Through these eight days the book follows the narrator’s experiences of relationships, breakups, situationships, and how they cope with them. Lawless’ writing is truly something I have never seen before in a novel, with its stream of consciousness infiltrating your own mind, making you feel so close to the narrator and the events of their life they could truly be your own. The narrator’s experiences and emotions are laid bare to anyone who will listen, giving a truly unfiltered version of the events and experiences they face.
I think one of the important elements included in the novel was the narrator’s experience with mental health. Much like the rest of the novel, it is honest and does not shy away from the truly gritty side of accepting oneself or facing insecurities. Maddy goes on a journey, and I think there was a significant shift from the character you meet on the first Saturday, compared to the last Saturday.

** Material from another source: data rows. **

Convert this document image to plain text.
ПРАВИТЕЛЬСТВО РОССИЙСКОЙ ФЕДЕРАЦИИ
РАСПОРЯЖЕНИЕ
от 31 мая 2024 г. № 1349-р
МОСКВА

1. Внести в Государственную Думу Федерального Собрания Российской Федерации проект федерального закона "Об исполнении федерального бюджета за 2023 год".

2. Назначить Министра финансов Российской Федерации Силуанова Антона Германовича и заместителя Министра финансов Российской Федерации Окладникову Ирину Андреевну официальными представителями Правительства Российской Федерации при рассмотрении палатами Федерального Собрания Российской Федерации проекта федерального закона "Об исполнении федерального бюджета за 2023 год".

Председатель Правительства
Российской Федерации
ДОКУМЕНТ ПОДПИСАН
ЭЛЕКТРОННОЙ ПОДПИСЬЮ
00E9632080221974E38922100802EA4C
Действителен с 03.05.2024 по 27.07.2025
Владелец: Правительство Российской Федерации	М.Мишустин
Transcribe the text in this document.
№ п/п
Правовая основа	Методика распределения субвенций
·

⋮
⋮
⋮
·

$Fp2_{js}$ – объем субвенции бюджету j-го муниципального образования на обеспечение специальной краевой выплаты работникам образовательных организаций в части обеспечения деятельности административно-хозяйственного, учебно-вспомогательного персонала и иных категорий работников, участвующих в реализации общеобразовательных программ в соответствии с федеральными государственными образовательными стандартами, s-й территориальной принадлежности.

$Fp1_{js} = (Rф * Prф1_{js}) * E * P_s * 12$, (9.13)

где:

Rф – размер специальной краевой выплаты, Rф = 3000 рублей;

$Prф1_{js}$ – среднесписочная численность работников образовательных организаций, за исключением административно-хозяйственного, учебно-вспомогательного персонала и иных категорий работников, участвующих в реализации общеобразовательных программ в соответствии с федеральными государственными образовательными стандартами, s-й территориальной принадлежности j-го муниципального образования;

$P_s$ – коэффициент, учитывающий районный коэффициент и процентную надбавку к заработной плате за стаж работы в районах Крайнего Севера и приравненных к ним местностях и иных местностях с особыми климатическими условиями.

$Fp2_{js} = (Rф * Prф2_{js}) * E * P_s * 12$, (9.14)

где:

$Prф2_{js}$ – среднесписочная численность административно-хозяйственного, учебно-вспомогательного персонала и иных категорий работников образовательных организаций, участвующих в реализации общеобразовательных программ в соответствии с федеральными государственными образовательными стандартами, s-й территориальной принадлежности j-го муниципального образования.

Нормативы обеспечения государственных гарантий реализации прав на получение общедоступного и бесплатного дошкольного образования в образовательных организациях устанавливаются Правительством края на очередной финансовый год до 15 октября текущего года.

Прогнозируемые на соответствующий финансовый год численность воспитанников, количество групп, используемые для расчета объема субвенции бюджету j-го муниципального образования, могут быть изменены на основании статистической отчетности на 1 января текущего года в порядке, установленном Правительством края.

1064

The novel also celebrates queerness, and the narrator’s experiences as a queer woman exploring sex, love, and relationships are shared openly with readers. A quote that struck me was one shared towards the end of the days: ‘the real of me, the part of me that’s wanted to woo women and be wooed by them…so she could read it and know how much I pledged, has wanted to string them up in neon lights so she could look out at night and see not the stars but my devotion’ (p. 207). The thoughts are so freely given that you cannot help but be reminded of the all-consuming feeling of being in love. The narrator is often outspoken in their words, but a lot of the time their thoughts are so tender and sincere you have to pause and sit with what you have just read; a reminder for how to be vulnerable with yourself.
This novel was unbelievable and truly such a joy to pick up and read. While some serious themes such as climate change are interwoven throughout, there was a serene feeling that came over me when reading it, as the real world and a lot of its problems fell away. This blunt and uncensored story is truly a piece of art, and you would be doing yourself a disservice by not immersing yourself in this story immediately.